We’ve seen it before. In fact, every time the financing pendulum swings in one direction or another, the talk starts – “Is mezzanine a dinosaur?”
It happened when CLOs emerged and cash flow senior debt providers dipped lower in the capital structure, minimizing the need for mezzanine debt. It happened again when second lien debt entered the middle market and became a competing product. It happened (and continues to happen) when BDCs became a new source of financing and it’s happening once again as unitranche loans gain in popularity and crowd out mezzanine debt.
In fact, mezzanine’s demise has been predicted so many times, I hate to bring it up. Yet this time seems a little different because more and more mezzanine funds realize they need to morph into one of two models.
We’ll call the first model the “Sponsor Shop.” Acknowledging that rates of return for subordinated debt have shrunk to the very low teens, with no warrants or other potential for any upside, these mezzanine funds have decided to raise larger amounts of money, often in excess of $500 million, and cater to financial sponsors. They hire professionals whose sole job is to call private equity groups in hopes of providing subordinated debt for their next acquisition, refinancing or dividend recap. In essence, they are willing to sacrifice yield for volume and hope that the management fee on this larger capital base, together with a modest carried interest, continues to compensate them for their efforts.

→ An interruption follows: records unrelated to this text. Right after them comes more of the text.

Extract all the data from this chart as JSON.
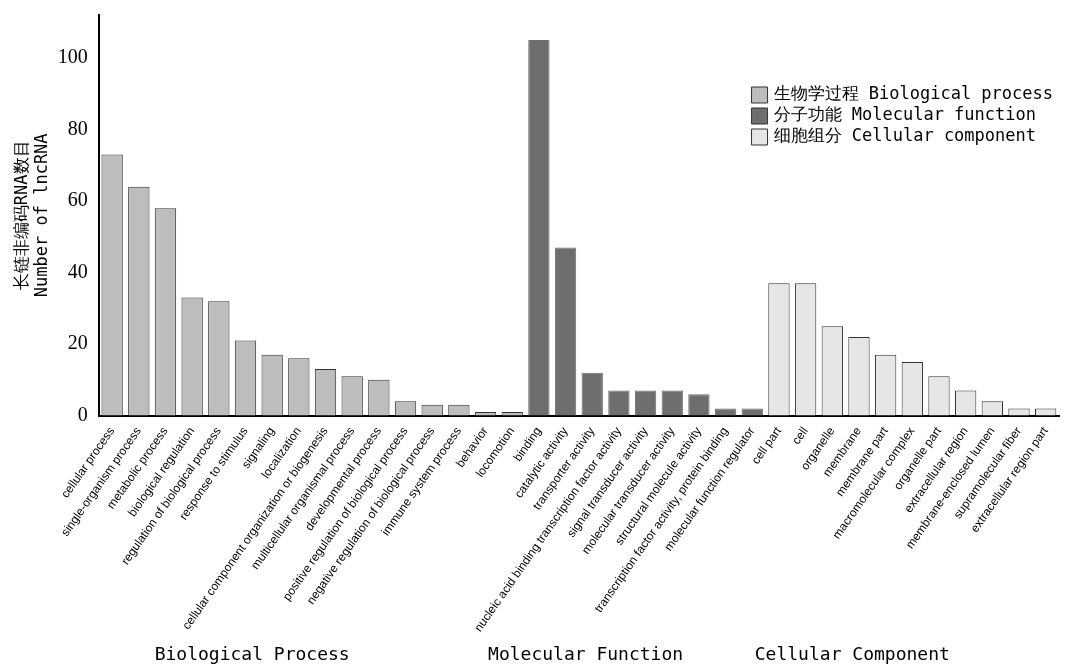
{
  "chart_data": {
    "type": "bar",
    "ylabel": "长链非编码RNA数目\nNumber of lncRNA",
    "categories": [
      "cellular process",
      "single-organism process",
      "metabolic process",
      "biological regulation",
      "regulation of biological process",
      "response to stimulus",
      "signaling",
      "localization",
      "cellular component organization or biogenesis",
      "multicellular organismal process",
      "developmental process",
      "positive regulation of biological process",
      "negative regulation of biological process",
      "immune system process",
      "behavior",
      "locomotion",
      "binding",
      "catalytic activity",
      "transporter activity",
      "nucleic acid binding transcription factor activity",
      "signal transducer activity",
      "molecular transducer activity",
      "structural molecule activity",
      "transcription factor activity, protein binding",
      "molecular function regulator",
      "cell part",
      "cell",
      "organelle",
      "membrane",
      "membrane part",
      "macromolecular complex",
      "organelle part",
      "extracellular region",
      "membrane-enclosed lumen",
      "supramolecular fiber",
      "extracellular region part"
    ],
    "series": [
      {
        "name": "生物学过程 Biological process",
        "color": "#bdbdbd",
        "values": [
          73,
          64,
          58,
          33,
          32,
          21,
          17,
          16,
          13,
          11,
          10,
          4,
          3,
          3,
          1,
          1,
          null,
          null,
          null,
          null,
          null,
          null,
          null,
          null,
          null,
          null,
          null,
          null,
          null,
          null,
          null,
          null,
          null,
          null,
          null,
          null
        ]
      },
      {
        "name": "分子功能 Molecular function",
        "color": "#6e6e6e",
        "values": [
          null,
          null,
          null,
          null,
          null,
          null,
          null,
          null,
          null,
          null,
          null,
          null,
          null,
          null,
          null,
          null,
          105,
          47,
          12,
          7,
          7,
          7,
          6,
          2,
          2,
          null,
          null,
          null,
          null,
          null,
          null,
          null,
          null,
          null,
          null,
          null
        ]
      },
      {
        "name": "细胞组分 Cellular component",
        "color": "#e6e6e6",
        "values": [
          null,
          null,
          null,
          null,
          null,
          null,
          null,
          null,
          null,
          null,
          null,
          null,
          null,
          null,
          null,
          null,
          null,
          null,
          null,
          null,
          null,
          null,
          null,
          null,
          null,
          37,
          37,
          25,
          22,
          17,
          15,
          11,
          7,
          4,
          2,
          2
        ]
      }
    ],
    "annotations": [
      "Biological Process",
      "Molecular Function",
      "Cellular Component"
    ],
    "ylim": [
      0,
      112
    ],
    "yticks": [
      0,
      20,
      40,
      60,
      80,
      100
    ],
    "grid": false,
    "legend": "top right"
  }
}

The other model, which we’ll call the “Traditional Shop,” is raising far less capital, often $50 million to $75 million which, by participating in the SBIC leverage program, gives them $150 million to 200 million of total capital to invest. The Traditional Shops have far fewer professionals than their Sponsor Shop brethren and usually source deals through banks, accountants, attorneys and friends. Their goal is to find those smaller deals, often involving companies with EBITDA less than $10 million, where they can get not only better pricing for their subordinated debt, but also can get a warrant or equity co-invest which will enable them to realize returns of no less than 16 percent. In essence, these groups are trading volume for price, although the riskier nature of these smaller transactions justifies the higher required returns. As a result, while the management fees for these funds are modest, the opportunity to benefit from the carried interest is big.
Interestingly, both shops face challenges in raising capital. The Sponsor Shop wrestles with raising a massive $500 million, no easy feat for anyone. And limited partners often lament the modest net returns and opt for the higher returns private equity offers. The Traditional Shop, on the other hand, faces limited partners who often disdain leverage, the SBIC regulations, and the inherent risks that come with smaller deals.

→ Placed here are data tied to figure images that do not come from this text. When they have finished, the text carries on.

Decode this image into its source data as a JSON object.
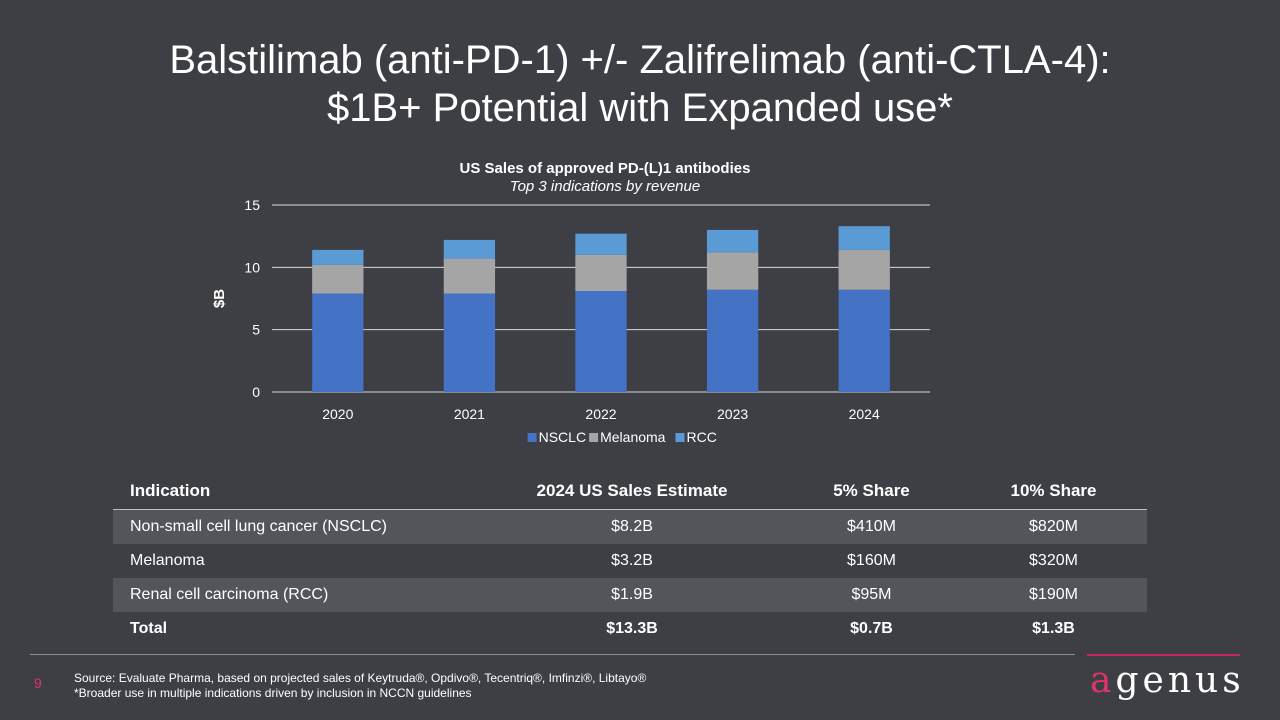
{
  "title": {
    "line1": "Balstilimab (anti-PD-1) +/- Zalifrelimab (anti-CTLA-4):",
    "line2": "$1B+ Potential with Expanded use*"
  },
  "chart_data": {
    "type": "bar",
    "stacked": true,
    "title": "US Sales of approved PD-(L)1 antibodies",
    "subtitle": "Top 3 indications by revenue",
    "xlabel": "",
    "ylabel": "$B",
    "ylim": [
      0,
      15
    ],
    "yticks": [
      0,
      5,
      10,
      15
    ],
    "grid": true,
    "legend": "bottom",
    "categories": [
      "2020",
      "2021",
      "2022",
      "2023",
      "2024"
    ],
    "series": [
      {
        "name": "NSCLC",
        "color": "#4472c4",
        "values": [
          7.9,
          7.9,
          8.1,
          8.2,
          8.2
        ]
      },
      {
        "name": "Melanoma",
        "color": "#a5a5a5",
        "values": [
          2.3,
          2.8,
          2.9,
          3.0,
          3.2
        ]
      },
      {
        "name": "RCC",
        "color": "#5b9bd5",
        "values": [
          1.2,
          1.5,
          1.7,
          1.8,
          1.9
        ]
      }
    ]
  },
  "table": {
    "headers": [
      "Indication",
      "2024 US Sales Estimate",
      "5% Share",
      "10% Share"
    ],
    "rows": [
      [
        "Non-small cell lung cancer (NSCLC)",
        "$8.2B",
        "$410M",
        "$820M"
      ],
      [
        "Melanoma",
        "$3.2B",
        "$160M",
        "$320M"
      ],
      [
        "Renal cell carcinoma (RCC)",
        "$1.9B",
        "$95M",
        "$190M"
      ],
      [
        "Total",
        "$13.3B",
        "$0.7B",
        "$1.3B"
      ]
    ]
  },
  "footer": {
    "page_number": "9",
    "source": "Source:  Evaluate Pharma, based on projected sales of Keytruda®, Opdivo®, Tecentriq®, Imfinzi®, Libtayo®",
    "note": "*Broader use in multiple indications driven by inclusion in NCCN guidelines",
    "logo_first": "a",
    "logo_rest": "genus"
  }
}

As a result, some current mezzanine providers, concerned about the burdens of continual fund raising and the limitations of just providing a subordinated debt product, are electing to become BDCs. The lower yields BDC investors are happy to accept and access to modest amounts of leverage allow these funds the ability to offer a gamut of debt products including second lien and unitranche structures.
None of these models are without problems and there continue to be a few mezzanine funds that try to thread the needle and cater to both types of borrowing groups. Although mezzanine funds are faced with more competition than ever, it is a testament to the resiliency of many mezzanine players that they are able to read the tea leaves and continually morph into what the market wants.
Ronald Kahn is a managing director with Lincoln International. The opinions expressed here are entirely his own.